VIDÉO. Une nouvelle avancée dans la lutte contre le sida

VIDÉO. Une nouvelle avancée dans la lutte contre le sida
Des recherches menées par l'Institut Pasteur pourraient changer la vie des 130.000 personnes séropositives en France et des 36,7 millions de personnes atteintes par l'épidémie dans le monde (illustration).

Orange avec AFP, publié le vendredi 21 décembre 2018 à 10h04

Une équipe de l'Institut Pasteur est parvenue à identifier une vulnérabilité dans les cellules dites "réservoirs" du virus du sida, ouvrant la voie à leur élimination.

Si aujourd'hui on soigne le sida, on n'en guérit pas. Les traitements actuels contre le VIH sont en effet à prendre "à vie" car les antirétroviraux bloquent efficacement la multiplication du virus mais ne parviennent pas à l'éliminer de l'organisme. Le virus se cache dans des cellules "réservoirs", à partir duquel le virus pourrait à nouveau infecter d'autres cellules si le traitement est interrompu.

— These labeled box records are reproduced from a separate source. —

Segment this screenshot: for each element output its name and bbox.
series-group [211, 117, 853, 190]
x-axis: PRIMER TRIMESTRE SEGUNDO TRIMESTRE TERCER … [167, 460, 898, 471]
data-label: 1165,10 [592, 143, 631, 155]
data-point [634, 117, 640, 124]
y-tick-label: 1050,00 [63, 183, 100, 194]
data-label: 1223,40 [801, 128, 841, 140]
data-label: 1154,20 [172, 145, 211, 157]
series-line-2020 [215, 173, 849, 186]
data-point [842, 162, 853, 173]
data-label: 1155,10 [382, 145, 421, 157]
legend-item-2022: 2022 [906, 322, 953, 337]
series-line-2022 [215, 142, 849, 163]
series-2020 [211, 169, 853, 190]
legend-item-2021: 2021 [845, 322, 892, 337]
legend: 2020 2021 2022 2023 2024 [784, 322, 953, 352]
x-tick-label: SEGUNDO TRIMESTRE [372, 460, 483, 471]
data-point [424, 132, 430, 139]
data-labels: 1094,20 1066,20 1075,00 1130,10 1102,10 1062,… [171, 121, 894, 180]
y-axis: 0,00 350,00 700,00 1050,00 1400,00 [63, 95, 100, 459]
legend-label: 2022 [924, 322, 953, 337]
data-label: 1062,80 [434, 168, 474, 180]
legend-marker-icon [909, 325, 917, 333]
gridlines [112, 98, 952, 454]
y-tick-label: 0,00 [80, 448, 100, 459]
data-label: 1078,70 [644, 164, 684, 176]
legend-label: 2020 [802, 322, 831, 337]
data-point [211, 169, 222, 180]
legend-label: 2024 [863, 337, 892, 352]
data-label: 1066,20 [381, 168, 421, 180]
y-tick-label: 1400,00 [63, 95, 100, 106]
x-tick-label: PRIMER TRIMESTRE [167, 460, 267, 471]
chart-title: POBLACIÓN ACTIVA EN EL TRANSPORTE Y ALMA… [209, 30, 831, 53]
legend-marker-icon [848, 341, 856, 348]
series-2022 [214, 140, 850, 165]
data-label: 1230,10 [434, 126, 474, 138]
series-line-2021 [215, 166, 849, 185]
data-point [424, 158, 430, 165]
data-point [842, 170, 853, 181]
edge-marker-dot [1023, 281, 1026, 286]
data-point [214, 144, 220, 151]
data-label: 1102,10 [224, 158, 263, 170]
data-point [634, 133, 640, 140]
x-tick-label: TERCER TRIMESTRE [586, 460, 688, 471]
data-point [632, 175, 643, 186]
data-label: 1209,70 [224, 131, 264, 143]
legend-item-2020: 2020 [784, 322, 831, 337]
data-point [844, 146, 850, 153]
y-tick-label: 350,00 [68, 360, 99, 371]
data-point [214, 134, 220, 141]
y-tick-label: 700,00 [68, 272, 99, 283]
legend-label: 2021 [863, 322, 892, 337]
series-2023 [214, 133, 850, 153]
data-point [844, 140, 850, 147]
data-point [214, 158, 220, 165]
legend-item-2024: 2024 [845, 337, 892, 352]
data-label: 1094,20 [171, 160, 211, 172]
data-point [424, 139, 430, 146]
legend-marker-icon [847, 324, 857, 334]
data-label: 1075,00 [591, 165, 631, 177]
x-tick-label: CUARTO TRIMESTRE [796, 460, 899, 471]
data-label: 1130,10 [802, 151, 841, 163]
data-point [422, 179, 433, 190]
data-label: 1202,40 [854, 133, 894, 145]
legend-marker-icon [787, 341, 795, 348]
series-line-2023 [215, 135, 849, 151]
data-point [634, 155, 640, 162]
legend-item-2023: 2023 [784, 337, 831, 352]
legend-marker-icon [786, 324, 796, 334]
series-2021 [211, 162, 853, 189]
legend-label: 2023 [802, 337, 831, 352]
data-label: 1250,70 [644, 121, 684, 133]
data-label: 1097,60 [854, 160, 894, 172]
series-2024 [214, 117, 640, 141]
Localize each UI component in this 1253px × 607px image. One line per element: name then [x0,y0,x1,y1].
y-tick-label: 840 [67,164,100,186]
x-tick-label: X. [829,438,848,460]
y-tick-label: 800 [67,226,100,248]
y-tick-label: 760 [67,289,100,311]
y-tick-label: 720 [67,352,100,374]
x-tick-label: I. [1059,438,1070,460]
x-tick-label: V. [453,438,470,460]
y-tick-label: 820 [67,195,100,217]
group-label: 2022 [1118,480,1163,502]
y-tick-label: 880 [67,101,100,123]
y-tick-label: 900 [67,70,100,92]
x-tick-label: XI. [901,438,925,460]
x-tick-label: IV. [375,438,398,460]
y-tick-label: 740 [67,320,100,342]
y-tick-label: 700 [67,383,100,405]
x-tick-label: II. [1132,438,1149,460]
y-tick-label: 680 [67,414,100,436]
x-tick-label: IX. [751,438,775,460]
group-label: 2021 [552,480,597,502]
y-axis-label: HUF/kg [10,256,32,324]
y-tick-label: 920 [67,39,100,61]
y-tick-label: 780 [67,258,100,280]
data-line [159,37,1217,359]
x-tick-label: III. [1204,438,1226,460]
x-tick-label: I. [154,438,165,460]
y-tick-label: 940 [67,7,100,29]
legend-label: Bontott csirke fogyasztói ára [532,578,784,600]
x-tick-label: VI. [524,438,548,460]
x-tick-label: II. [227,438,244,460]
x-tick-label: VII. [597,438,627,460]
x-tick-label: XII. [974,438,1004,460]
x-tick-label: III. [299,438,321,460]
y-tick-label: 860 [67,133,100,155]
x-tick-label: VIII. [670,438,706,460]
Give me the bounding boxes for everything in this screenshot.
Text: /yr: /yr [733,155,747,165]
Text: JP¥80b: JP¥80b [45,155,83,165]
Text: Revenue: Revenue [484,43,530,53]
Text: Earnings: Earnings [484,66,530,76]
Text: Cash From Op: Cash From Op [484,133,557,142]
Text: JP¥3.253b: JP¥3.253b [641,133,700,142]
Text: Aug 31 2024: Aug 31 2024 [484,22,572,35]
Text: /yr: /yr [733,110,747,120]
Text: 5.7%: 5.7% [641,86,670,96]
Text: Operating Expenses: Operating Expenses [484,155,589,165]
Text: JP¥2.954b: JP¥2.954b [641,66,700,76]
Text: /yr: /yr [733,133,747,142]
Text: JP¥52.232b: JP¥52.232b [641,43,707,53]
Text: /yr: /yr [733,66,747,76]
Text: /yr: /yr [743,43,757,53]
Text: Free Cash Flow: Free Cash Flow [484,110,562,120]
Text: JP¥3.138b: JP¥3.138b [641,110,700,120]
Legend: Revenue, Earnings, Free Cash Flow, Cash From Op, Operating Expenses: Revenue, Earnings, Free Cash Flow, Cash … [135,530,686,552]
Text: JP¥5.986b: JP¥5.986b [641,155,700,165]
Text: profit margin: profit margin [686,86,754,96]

Mais des recherches menées par l'Institut Pasteur pourraient changer la vie des 130.000 personnes séropositives en France et des 36,7 millions de personnes atteintes par l'épidémie dans le monde. Une équipe est parvenue à identifier une vulnérabilité de ces cellules, ouvrant la voie à leur élimination, révèle une étude publiée jeudi 20 décembre dans la revue Cell Metabolism.

"On pense qu'on a identifié une cible thérapeutique importante"

"Nous avons découvert que le virus infecte davantage les cellules qui ont une activité métabolique très élevée. Cette activité métabolique, c'est la façon dont la cellule va consommer du sucre ou du gras pour produire de l'énergie nécessaire à sa survie", explique à 20 minutes Asier Saez-Cirion, coordinateur de l'étude à l'Institut Pasteur. "On peut donc s'appuyer sur cette vulnérabilité. Par exemple en bloquant la consommation de sucre, on peut supprimer les cellules qui sont déjà infectées", précise-t-il.

"On a vérifié en laboratoire sur des cellules de patients sous antirétroviraux que certains inhibiteurs métaboliques empêchent le virus du VIH de se multiplier. Et détruisent ces réservoirs", détaille le chercheur dans les colonnes du quotidien gratuit. "On pense qu'on a identifié une cible thérapeutique importante", assure-t-il.

À l'heure actuelle, les chercheurs testent différents inhibiteurs, également testés dans la lutte contre le cancer, pour trouver des combinaisons optimales.

Quelles suites ?

Néanmoins, il reste beaucoup d'étapes à franchir avant d'aboutir à de nouveaux traitements. "Il faudra sans doute quelques années avant qu'on puisse commencer à vraiment tester ces approches dans un vrai essai clinique de phase 3 qui pourrait nous donner un résultat sur l'efficacité", précise Asier Saez-Cirion auprès de l'AFP.

"Je ne sais pas si on va pouvoir guérir complètement, explique-t-il également à 20 minutes (...) Mais ce dont on est persuadé, c'est qu'on va pouvoir obtenir une rémission du VIH."



"On peut dire qu'on a gagné une bataille, mais on est loin d'avoir gagné la guerre", tempère également Olivier Lambotte, professeur en immunologie à l'Université Paris-Sud et coresponsable de la recherche clinique à l'ANRS, l'Agence nationale française de recherche sur le sida et les hépatites, auprès de Franceinfo. "Beaucoup de choses sont encore à faire, mais c'est une piste très prometteuse", estime-t-il néanmoins.